Tragedia we Wrocławiu

  
Sortuj wg daty:
rosnąco malejąco
Czy to ktoś z naszych wspólnych znajomych z Wrocławia?
Cytat za dzisiejszą GW:
Mężczyzna kierujący oplem omegą po godz. 18 uderzył w mur okalający jedną z posesji na ul. Dmowskiego. Zginął na miejscu. Strażacy rozcinali samochód, żeby wydobyć z niego kierowcę. Sprawę bada prokurator. - Lekarz medycyny sądowej sprawdza, czy mężczyzna nie był pod wpływem alkoholu - mówi kom. Beata Tobiasz z biura prasowego dolnośląskiej policji. - Prawdopodobnie przyczyną tragedii była zbyt duża prędkość.
  
 
Cytat:
2006-10-27 10:17:42, zupper pisze:
kierujący oplem omegą uderzył w mur.
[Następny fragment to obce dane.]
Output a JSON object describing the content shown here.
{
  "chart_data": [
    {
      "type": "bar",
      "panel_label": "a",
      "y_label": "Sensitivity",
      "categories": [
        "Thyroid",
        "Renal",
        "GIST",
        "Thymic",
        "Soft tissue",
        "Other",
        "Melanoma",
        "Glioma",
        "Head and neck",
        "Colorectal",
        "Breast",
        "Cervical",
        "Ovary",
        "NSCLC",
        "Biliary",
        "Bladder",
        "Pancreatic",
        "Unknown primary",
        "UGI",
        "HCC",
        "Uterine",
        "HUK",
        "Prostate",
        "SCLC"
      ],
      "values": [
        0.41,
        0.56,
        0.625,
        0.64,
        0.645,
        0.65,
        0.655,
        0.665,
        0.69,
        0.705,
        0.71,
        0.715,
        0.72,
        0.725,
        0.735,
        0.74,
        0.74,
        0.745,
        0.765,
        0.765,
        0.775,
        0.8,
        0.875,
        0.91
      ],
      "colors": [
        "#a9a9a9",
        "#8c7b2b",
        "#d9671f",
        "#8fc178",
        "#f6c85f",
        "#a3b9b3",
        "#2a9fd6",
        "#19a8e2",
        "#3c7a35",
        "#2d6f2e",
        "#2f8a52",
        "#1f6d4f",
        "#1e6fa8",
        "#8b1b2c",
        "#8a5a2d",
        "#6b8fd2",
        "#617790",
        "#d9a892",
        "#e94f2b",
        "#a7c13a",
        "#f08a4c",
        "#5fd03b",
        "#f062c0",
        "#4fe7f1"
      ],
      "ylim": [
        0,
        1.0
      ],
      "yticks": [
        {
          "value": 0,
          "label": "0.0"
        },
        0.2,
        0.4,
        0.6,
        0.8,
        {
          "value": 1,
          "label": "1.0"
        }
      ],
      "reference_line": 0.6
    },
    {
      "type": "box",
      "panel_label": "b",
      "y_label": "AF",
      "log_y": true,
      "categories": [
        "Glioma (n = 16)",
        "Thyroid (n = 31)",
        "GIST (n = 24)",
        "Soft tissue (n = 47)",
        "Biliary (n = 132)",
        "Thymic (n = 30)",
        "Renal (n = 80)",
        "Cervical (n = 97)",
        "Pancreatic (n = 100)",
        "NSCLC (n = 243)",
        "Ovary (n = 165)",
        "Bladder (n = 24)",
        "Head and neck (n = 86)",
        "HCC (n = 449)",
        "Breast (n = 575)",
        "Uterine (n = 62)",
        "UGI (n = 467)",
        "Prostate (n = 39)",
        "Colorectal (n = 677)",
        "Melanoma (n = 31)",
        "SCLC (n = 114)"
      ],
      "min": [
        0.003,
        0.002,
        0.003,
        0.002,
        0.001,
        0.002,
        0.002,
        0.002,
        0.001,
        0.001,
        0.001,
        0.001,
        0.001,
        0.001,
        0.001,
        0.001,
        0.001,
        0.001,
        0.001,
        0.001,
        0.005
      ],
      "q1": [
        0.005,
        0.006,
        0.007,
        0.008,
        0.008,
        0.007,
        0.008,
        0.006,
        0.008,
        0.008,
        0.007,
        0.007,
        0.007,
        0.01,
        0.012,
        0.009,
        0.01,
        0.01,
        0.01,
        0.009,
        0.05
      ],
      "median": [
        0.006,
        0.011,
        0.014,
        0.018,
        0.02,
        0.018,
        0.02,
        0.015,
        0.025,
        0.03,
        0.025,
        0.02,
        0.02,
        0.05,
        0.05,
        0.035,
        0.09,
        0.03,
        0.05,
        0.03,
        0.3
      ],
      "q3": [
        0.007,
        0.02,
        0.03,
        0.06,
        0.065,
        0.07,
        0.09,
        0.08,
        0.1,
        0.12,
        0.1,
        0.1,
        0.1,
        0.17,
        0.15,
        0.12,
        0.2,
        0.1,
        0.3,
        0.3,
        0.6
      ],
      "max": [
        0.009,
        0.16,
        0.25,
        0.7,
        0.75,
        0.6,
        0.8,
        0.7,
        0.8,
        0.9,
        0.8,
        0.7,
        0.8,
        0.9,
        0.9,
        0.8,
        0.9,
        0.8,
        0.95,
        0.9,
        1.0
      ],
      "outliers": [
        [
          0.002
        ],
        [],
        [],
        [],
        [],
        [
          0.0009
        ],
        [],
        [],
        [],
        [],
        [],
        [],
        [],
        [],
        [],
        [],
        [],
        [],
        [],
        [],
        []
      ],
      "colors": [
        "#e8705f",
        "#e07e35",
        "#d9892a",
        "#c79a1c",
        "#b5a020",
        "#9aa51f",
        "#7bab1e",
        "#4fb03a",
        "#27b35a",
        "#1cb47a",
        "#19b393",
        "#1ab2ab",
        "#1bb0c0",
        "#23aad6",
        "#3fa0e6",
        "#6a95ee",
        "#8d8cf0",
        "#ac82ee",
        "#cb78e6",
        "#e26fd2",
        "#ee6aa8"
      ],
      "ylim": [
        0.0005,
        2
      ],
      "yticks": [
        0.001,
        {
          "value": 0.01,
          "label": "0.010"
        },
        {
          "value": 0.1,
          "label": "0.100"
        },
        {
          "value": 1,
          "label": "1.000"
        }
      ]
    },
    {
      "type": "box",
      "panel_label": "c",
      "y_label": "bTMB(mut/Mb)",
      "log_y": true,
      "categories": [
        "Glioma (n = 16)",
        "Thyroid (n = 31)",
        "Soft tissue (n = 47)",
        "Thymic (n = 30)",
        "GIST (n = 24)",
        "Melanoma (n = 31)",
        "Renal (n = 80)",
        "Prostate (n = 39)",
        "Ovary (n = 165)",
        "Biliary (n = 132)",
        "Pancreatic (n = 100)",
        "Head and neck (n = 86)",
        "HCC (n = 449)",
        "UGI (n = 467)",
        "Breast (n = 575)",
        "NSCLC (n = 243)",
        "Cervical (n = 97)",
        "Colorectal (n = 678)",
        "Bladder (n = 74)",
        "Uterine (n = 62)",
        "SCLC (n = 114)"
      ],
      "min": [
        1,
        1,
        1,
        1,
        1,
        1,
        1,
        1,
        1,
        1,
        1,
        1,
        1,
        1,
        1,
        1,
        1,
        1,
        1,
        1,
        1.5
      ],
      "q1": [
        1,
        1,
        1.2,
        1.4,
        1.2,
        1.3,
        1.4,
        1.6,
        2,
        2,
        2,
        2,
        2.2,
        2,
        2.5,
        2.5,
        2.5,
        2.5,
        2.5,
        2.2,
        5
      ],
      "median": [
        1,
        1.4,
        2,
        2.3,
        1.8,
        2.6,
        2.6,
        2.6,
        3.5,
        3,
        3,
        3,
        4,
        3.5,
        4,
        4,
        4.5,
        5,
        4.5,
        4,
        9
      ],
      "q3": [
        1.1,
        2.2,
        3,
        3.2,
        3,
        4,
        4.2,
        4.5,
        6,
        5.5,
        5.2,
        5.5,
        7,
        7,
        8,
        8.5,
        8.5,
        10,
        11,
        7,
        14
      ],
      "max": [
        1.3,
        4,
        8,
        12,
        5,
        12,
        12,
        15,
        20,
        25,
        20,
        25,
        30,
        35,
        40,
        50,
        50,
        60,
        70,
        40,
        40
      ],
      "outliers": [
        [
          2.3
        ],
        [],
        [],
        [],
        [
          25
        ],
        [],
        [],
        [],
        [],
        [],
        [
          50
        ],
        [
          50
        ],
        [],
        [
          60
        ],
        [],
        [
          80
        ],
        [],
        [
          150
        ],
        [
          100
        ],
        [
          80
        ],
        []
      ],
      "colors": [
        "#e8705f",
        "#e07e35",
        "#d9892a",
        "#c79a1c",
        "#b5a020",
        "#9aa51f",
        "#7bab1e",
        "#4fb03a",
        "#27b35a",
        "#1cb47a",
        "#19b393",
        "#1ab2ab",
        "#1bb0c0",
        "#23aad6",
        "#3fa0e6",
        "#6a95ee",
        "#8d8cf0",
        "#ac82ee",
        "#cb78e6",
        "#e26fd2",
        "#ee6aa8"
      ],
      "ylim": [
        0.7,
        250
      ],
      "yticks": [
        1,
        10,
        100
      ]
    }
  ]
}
Zginął na miejscu. przyczyną tragedii była zbyt duża prędkość.


"przyczyną tragedii były ciągłe usterki w jego omedze aż się biedak poddał"
  
 
Cytat:
2006-10-27 10:51:06, 7gsi pisze:
"przyczyną tragedii były ciągłe usterki w jego omedze aż się biedak poddał"


Panowie jake usterki
  
 
do burzenia murow to WOLGA sluzy! ale niektorzy o tym nie wiedza!
  
 
Mało " TU " mówię,ale to co tu wygadujecie jest conajmniej żenujące..........................Wątek w kibel.